The Tarceva NDA was previously granted Pilot 1 Status under the FDA's Pilot 1 Program for Continuous Marketing Applications, a new program designed for investigational products that have been given Fast Track status, such as Tarceva(TM), and that have demonstrated significant promise in clinical trials as a therapeutic advance over available therapy for a disease or condition. Under the Pilot 1 status, the FDA is committed to reviewing each unit of the NDA within six months of each unit submission. The NDA filing for Tarceva(TM) is based on a pivotal Phase III trial known as BR.21. OSI completed the NDA submission in July 2004.
The BR.21 trial was a double-blind, placebo-controlled study which included 731 patients with advanced NSCLC who had previously received one or two prior chemotherapy regimens. Tarceva(TM) demonstrated a 42 percent improvement in median survival and improved one-year survival by 45 percent. The trial also demonstrated statistically significant improvement in all secondary endpoints of the trial including time to symptom deterioration, progression-free survival and response rate. The study results make Tarceva(TM) the first and only targeted therapy to demonstrate an improvement in survival for NSCLC patients. Detailed results of the trial were presented in June at the 40th Annual American Society of Clinical Oncology (ASCO) meeting in New Orleans. The global study was conducted by the National Cancer Institute of Canada Clinical Trials Group based at Queen's University in collaboration with OSI Pharmaceuticals.

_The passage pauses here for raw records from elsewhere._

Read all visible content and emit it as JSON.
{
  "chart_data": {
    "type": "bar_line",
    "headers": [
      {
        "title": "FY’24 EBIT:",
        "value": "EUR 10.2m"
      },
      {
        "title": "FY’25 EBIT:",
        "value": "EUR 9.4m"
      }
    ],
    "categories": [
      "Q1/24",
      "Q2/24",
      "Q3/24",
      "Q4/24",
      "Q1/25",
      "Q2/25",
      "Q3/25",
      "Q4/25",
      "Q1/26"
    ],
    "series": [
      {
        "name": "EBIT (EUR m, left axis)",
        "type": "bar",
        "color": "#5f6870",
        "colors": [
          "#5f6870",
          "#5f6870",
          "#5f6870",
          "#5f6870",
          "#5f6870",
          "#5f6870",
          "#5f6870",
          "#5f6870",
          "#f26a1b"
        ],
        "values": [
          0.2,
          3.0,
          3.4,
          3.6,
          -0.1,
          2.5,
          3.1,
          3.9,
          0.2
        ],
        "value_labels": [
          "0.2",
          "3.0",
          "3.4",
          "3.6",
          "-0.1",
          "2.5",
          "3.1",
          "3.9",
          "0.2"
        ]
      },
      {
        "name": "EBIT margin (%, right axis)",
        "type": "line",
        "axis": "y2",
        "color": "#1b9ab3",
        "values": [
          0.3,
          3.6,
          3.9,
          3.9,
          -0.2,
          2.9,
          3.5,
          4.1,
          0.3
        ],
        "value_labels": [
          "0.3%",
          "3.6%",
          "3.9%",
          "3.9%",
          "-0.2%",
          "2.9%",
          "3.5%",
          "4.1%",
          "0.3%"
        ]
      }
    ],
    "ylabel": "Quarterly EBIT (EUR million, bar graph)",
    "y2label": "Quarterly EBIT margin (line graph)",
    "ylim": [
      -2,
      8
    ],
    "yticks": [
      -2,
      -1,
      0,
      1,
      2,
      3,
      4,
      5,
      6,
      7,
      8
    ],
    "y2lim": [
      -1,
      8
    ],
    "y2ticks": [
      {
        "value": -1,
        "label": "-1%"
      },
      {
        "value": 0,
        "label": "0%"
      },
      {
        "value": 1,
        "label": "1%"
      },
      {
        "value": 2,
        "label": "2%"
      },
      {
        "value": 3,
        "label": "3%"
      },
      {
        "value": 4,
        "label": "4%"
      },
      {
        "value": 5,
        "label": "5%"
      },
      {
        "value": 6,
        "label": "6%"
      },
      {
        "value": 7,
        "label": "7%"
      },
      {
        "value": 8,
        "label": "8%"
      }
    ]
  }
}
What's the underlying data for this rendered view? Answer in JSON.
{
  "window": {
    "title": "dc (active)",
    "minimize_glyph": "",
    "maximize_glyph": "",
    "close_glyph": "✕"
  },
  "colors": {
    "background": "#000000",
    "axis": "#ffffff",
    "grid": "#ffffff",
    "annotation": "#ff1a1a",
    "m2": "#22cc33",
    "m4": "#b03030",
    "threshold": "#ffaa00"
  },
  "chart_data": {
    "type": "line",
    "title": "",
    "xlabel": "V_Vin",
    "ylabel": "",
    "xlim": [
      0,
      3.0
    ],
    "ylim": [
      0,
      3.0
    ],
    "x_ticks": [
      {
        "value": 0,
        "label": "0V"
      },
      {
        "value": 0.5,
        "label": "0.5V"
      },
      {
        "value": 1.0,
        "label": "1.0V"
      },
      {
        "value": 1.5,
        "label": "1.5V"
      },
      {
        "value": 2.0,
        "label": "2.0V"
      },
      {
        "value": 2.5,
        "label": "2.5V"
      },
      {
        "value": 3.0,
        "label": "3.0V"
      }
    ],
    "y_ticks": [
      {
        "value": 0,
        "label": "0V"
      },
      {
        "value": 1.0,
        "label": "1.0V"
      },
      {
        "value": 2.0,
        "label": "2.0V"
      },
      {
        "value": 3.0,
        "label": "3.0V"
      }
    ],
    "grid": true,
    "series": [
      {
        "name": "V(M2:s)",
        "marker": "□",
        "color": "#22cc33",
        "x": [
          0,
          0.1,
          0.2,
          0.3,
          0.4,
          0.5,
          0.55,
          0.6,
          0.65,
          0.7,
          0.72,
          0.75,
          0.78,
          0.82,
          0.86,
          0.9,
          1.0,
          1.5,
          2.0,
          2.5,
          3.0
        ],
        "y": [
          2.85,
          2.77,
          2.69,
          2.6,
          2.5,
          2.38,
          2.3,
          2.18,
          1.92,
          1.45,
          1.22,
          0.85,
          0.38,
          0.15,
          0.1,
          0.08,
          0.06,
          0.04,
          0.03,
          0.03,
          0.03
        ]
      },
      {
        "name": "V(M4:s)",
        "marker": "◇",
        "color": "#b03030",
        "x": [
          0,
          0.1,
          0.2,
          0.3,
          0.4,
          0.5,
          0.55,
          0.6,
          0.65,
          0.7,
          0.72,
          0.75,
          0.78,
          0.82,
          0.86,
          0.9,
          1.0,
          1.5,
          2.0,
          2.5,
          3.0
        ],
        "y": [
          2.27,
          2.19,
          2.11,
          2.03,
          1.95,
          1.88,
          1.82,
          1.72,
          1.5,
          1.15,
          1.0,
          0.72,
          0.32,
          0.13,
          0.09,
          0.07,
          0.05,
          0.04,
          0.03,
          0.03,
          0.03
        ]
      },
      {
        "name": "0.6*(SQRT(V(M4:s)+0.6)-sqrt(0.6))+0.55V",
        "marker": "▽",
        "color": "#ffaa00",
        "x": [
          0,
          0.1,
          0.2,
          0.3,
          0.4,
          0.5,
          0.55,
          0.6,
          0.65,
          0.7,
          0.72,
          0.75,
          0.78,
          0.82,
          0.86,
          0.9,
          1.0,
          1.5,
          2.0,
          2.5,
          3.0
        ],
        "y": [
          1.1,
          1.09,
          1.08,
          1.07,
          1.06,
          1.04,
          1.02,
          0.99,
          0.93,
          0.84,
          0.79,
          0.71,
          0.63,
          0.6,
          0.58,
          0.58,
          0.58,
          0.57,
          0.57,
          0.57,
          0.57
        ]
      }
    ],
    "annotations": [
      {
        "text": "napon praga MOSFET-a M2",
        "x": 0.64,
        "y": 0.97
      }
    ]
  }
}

In line with previous clinical studies, adverse events that occurred more often with patients treated with Tarceva(TM) in the pivotal trial included rash and diarrhea, which were generally mild to moderate in severity. Seventy-five percent of patients receiving Tarceva(TM) exhibited rash (versus 17 percent in the placebo group) and 54 percent of patients receiving Tarceva(TM) experienced diarrhea (versus 18 percent for placebo). Dose reductions occurred for rash and diarrhea only in the Tarceva(TM) arm, six percent and one percent, respectively. In the pivotal study, severe pulmonary events, including potential cases of interstitial lung events, were infrequent and were equally distributed between treatment arms.
Tarceva is a small molecule designed to target the human epidermal growth factor receptor 1 (HER1) pathway, which is one of the factors critical to cell growth in many cancers. HER1, also known as EGFR, is a key component of the HER signaling pathway, which plays a role in the formation and growth of numerous cancers. Tarceva(TM) is designed to inhibit the tyrosine kinase activity of the HER1 signaling pathway inside the cell, which may block tumor cell growth. Clinical trials of Tarceva(TM) are being conducted in other solid tumors, such as pancreatic, ovarian, colorectal, head and neck, kidney, brain and gastrointestinal cancers. Tarceva(TM) is currently being evaluated in an extensive clinical development program by a global alliance of OSI Pharmaceuticals, Genentech, and Roche.
About Non-Small Cell Lung Cancer
According to the World Health Organization, there are more than 1.2 million cases worldwide of lung and bronchial cancer each year, causing approximately 1.1 million deaths annually. According to the National Cancer Institute, lung cancer is the single largest cause of cancer deaths in the United States and is responsible for nearly 30 percent of cancer deaths in the country. NSCLC is the most common form of lung cancer and accounts for almost 80 percent of cases.